The finale of this grand strategy trilogy, set in the long-running Warhammer fantasy role-playing universe, never quite reaches the cinematic highs of the announcement video, but it comes impressively close; all swords, sorcery and symphonic metal. Too much story would only detract from the strategy sandboxes that define the Total War series anyway, where a Helm’s Deep or Battle of the Bastards can emerge spontaneously from any corner of its improv theatre of war. Still, if Warhammer 3 never hits such epochal fantasy plot beats, it provides one beautiful, batshit box of Lego for building your own.
The setup is the typical stuff of operatic fantasy: the roar of a dying god has torn apart the barrier that separates the mortal world from the daemonic realm of chaos. You play as one of eight factions with designs on that god’s power. Some want to protect their homelands. Some want dark glory. Some just want a good meal. Vivid lore snippets and vastly asymmetrical factions contribute to a heady blend of romantic and classical strategy game design. While it certainly helps if you’re already invested in the fate of the Old World on the eve of an onslaught by the ruinous powers, the freedom granted by Warhammer’s glorious silliness ultimately serves the genre by allowing for fantasy to inform tactical diversity. Battles veer towards the cinematic rather than the cerebral, but there’s still plenty of intense and interesting RTS gameplay.
Any IP this fleshed out and chronicled still brings its own restrictions, of course. How do you do the chaos god’s reality-bending potential justice while not devolving into an all-out power fantasy? How do you lay out an even playing field for dark deities and squishy mortals? Mate. This is Warhammer. You make each faction so uniquely overpowered that your plague-borne regenerative abilities cancel out my invocation of an ancient bear deity’s icy wrath. The result is a spectacular lateral expansion of the traditional Total War dynamic. The power curve eventually balances out, even if it violently contorts into a few flaming sigils on its way there.
There are a few outliers, of course. The game recommends either Slavic, icy Kislev or the undivided Daemons of Chaos as a first pick. Both are narratively satisfying extensions of an excellent story prologue, but Khorne’s destructive momentum and Cathay’s defensive bulwark are far more forgiving starters. A relentless spilling of demonic forces across the map makes for an intense, breathless campaign. Thematically evocative, sure, but also a contributor to the game’s biggest issue: a harsher autoresolve and tighter map means a tiresome number of forced manual battles.
Asymmetry aside, all factions share a campaign objective: navigate the four realms of chaos and wrest a Daemon Prince’s soul from each, while building your forces and securing your empire in the interim. It’s a structure that lets you play tall, or roleplay on the defensive, though painting the map and eliminating rivals is an alternate victory condition.

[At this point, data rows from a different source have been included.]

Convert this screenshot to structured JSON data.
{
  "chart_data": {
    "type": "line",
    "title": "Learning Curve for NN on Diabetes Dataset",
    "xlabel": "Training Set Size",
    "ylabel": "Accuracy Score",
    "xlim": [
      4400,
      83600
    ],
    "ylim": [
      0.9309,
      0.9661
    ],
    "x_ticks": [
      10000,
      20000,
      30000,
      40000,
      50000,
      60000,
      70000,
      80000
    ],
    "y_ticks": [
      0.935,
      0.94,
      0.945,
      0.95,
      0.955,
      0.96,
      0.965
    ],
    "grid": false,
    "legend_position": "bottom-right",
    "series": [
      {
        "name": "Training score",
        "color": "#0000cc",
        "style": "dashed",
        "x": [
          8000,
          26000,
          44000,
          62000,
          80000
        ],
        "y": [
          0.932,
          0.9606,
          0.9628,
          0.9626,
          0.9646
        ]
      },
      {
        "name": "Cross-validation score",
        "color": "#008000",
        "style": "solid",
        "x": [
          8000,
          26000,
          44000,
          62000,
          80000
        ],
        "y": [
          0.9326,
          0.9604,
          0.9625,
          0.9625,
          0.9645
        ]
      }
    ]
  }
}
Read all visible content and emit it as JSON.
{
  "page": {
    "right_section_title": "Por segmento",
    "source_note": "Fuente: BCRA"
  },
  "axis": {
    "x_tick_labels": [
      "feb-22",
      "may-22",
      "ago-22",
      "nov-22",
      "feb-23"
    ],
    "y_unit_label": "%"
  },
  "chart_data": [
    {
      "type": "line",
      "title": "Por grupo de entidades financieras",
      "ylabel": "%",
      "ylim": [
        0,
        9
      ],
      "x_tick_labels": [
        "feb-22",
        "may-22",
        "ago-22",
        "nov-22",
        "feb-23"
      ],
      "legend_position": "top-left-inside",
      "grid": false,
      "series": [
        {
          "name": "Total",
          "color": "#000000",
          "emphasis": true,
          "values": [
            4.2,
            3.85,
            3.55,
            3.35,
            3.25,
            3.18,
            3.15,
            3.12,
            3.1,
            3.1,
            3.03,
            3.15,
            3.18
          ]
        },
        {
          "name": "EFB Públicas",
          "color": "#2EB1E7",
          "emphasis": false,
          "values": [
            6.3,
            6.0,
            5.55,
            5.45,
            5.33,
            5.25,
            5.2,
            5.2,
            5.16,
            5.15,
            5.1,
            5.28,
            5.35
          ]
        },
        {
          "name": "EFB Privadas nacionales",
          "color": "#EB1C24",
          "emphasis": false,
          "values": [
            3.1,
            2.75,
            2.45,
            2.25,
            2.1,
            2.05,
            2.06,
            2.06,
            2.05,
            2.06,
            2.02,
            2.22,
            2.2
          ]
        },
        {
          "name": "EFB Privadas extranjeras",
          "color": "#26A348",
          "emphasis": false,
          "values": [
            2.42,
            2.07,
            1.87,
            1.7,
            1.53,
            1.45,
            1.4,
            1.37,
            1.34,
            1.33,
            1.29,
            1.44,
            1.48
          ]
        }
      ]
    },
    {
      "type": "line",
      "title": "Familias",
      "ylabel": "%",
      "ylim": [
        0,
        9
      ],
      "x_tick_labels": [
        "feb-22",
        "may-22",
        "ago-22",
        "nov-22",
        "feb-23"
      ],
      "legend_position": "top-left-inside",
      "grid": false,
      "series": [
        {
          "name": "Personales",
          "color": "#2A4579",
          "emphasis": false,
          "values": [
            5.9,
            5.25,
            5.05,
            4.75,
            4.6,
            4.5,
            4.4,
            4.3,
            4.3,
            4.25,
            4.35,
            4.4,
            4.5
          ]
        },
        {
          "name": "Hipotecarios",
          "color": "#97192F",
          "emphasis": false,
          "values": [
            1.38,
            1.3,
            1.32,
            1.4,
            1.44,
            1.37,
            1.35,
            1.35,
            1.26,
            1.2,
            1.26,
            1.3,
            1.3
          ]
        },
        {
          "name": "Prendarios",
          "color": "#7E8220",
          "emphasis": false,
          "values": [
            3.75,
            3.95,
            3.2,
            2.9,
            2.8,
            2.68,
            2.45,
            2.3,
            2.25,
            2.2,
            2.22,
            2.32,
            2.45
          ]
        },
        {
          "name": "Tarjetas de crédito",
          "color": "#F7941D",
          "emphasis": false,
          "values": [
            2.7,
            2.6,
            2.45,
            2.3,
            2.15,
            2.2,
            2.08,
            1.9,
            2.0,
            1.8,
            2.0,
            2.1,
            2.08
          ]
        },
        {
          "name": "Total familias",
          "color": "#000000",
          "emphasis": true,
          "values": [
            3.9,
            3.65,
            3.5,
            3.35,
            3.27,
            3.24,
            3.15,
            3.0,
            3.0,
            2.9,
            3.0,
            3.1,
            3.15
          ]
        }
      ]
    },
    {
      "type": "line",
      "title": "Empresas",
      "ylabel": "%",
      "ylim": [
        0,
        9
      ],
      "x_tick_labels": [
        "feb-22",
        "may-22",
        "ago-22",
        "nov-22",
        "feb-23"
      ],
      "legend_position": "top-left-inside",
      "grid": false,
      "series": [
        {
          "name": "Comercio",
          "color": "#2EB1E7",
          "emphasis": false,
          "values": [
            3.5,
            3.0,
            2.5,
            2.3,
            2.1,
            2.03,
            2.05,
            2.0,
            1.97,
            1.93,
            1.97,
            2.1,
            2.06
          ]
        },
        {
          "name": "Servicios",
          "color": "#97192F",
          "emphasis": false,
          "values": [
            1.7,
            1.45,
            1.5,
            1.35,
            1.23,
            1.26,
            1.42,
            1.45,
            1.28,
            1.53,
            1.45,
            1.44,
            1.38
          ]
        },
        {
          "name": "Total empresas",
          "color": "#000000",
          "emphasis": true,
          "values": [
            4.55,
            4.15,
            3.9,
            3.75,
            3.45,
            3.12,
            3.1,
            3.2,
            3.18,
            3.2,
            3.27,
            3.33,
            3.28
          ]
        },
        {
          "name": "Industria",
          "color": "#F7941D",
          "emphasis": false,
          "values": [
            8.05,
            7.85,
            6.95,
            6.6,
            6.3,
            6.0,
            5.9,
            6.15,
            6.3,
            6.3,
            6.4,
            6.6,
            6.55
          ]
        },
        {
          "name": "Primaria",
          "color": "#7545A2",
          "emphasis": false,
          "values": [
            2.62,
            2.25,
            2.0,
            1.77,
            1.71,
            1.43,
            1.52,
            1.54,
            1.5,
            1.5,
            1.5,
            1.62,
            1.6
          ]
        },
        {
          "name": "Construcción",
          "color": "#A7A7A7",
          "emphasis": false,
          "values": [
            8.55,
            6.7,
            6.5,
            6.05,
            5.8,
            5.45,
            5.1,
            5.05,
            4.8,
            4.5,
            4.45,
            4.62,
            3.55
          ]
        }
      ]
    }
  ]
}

The eventual promise of the trilogy is “Immortal Empires” – a combination of all three games’ maps and factions into one grand depiction of the Old World. As such, most additions are quality of life changes rather than dramatic overhauls. The long-requested siege rework is still welcome, with mixed results. Towers and barricades are powerful, if a touch arcadey, but the real upgrade here is improved settlement map design. Open streets, palisades, perches and choke points make for a far more evolved and interesting take on a prevalent series weakness.
It’s also a real looker, providing you can find the beauty in blighted, fetid hellscapes and snow-capped crags. The setting’s real trick has always been how it stays tongue-in-cheek about its own excess while still worldbuilding with earnest imagination, and Creative Assembly cap off the trilogy with some of its most gripping – and funniest – writing. The continual design evolution of one project split over three full games and dozens of expansions makes me hesitant to call Warhammer III a landmark strategy game in its own right. But looking back now at that very first trailer, it does feel like a promise kept.